De son côté, le ministre Moreau a soutenu qu'il ne voulait pas dicter sa conduite à l'ancien policier. À l'Unité permanente anticorruption, on s'est contenté de souligner que le mandat de M. Duchesneau lui avait été confié par le ministère des Transports.

Plus tôt, le ministre Moreau avait révélé qu'il avait convoqué M. Duchesneau pour demain. «Pauvre gars, il est dans un tourbillon. On va examiner quelles sont les suites que nous avons déjà amorcées à la suite des recommandations qu'il a estimées urgentes. Je veux m'assurer avec lui que nous sommes sur la bonne voie», a expliqué le ministre.

M. Simard estime quant à lui que cet entretien préalable ne laisse présager rien de bon puisqu'on risque d'y réduire la marge de manoeuvre de l'ancien policier.

«Je ne fais pas confiance au ministre», a lancé M. Simard. Quand il était sur les banquettes arrière, a-t-il relevé, M. Moreau a «jeté tous les nuages, tous les écrans de fumée possible pour cacher les difficultés du ministère des Transports» qui comparaissait devant la CAP.

«Deux ans plus tard, on n'en serait pas là si on n'avait pas eu droit à cette opération!» À son avis, pour maintenir des apparences de transparence, M. Duchesneau devrait aller voir le ministre après sa comparution devant la Commission.

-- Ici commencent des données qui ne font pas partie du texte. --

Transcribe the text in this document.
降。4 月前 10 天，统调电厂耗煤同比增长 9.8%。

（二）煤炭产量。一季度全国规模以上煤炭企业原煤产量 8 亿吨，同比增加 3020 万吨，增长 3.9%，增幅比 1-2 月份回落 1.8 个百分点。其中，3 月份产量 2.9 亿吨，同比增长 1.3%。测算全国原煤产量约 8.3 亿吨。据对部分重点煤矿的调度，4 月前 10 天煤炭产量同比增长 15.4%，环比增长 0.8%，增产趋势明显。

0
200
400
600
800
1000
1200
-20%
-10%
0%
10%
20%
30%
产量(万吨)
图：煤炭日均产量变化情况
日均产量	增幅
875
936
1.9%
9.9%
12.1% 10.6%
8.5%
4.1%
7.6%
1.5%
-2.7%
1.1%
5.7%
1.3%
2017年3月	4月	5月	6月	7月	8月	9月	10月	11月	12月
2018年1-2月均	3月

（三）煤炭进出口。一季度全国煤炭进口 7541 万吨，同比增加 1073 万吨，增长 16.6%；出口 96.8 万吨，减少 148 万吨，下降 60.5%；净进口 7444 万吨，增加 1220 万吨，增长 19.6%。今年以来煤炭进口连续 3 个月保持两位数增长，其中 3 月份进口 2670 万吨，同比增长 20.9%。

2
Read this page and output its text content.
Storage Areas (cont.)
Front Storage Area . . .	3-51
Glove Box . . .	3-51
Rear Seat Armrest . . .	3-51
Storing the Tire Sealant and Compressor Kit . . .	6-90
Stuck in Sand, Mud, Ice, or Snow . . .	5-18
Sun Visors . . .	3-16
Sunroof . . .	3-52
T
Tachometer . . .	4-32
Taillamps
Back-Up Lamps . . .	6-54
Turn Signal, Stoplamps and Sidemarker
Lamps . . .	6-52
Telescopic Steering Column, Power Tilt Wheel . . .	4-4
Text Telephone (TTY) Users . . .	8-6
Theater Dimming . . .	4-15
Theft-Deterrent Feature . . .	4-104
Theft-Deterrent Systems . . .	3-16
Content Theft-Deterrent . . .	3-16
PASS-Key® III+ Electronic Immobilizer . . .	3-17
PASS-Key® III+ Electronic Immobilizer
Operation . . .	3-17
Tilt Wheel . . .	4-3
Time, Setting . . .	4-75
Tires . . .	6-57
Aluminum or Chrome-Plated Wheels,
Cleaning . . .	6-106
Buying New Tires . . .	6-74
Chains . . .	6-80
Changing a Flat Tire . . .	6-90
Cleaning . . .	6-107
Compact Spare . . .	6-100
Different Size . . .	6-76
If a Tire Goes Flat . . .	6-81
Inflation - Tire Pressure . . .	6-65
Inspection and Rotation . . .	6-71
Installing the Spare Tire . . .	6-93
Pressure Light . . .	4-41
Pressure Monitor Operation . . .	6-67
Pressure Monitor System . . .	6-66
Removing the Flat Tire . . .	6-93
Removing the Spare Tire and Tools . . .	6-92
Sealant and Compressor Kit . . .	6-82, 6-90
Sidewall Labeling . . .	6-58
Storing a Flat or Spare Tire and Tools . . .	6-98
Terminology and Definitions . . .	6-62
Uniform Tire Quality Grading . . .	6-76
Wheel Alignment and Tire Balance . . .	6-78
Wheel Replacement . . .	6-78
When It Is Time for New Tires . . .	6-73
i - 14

L'adéquiste François Bonnardel estime pour sa part que la comparution de M. Duchesneau devant la Commission «est un début»: «Il sera intéressant de voir comment il est arrivé à ce constat grave pour le Québec.» Lui aussi souhaite qu'on «n'impose pas la loi du silence» à l'ancien policier, qui verra son patron auparavant. «Comme ministre, M. Moreau a le droit de le rencontrer», reconnaît toutefois M. Bonnardel.

«Ce n'est pas une enquête, un procès qu'on va faire là. On continue de demander une enquête sur le financement des partis politiques et sur la construction», insiste l'adéquiste de Shefford.

Motion battue

En fin de journée, hier, la majorité libérale a sans surprise battu à 60 voix contre 55 la huitième motion de l'opposition qui réclamait une commission d'enquête indépendante sur l'industrie de la construction.

La chef péquiste Pauline Marois avait de nouveau invité, en vain, les députés libéraux à «briser la loi du silence» et à voter pour l'enquête. Les élus libéraux devront, dit-elle, rendre des comptes à la population. «Comme leurs jumeaux fédéraux, libéraux aussi, dans le scandale des commandites, le même entêtement... On peut penser qu'ils vont subir le même sort, ils vont payer le prix politique de leur entêtement.»

À l'Assemblée nationale, le critique péquiste en matière de transports, Nicolas Girard, député de Gouin, a relevé que Transports Québec avait consenti à des «extras» importants dans des contrats réalisés par Simard Beaudry, la firme de Tony Accurso. Pour une station de pompage de 3,6 millions, on a accordé une rallonge de 1 million en 2009. Un contrat pour un pont de 4,1 millions a reçu une extension de 1,1 million, et un autre contrat de 8,8 millions pour un pont sur la route 344 a valu 1,7 million de plus que prévu à la firme Construction Garnier, firme de Joe Borsellino, bien connu dans les milieux libéraux, selon M. Girard.

Le ministre Moreau soutient toutefois que le député péquiste multiplie les inexactitudes dans ses attaques. Les dépassements de coûts de 5 millions qu'il a soulevés en Chambre mardi viennent non pas d'«extras», mais de «travaux additionnels» jugés nécessaires à l'échangeur des autoroutes 15 et 640, à Boisbriand.

Des 1528 contrats accordés par le Ministère en 2010-2011, d'une valeur totale de 1,9 milliard, seulement 74 ont connu des dépassements de coûts, de 3,2% en tout, a soutenu M. Moreau.

Le vérificateur interne de Transports Québec a eu le mandat de revoir chacun de ces 74 contrats: «Les Québécois veulent la vérité, pas les exagérations du député de Gouin», a déclaré M. Moreau.

À son cabinet, on n'a toutefois pu dire si les conclusions du vérificateur seraient rendues publiques.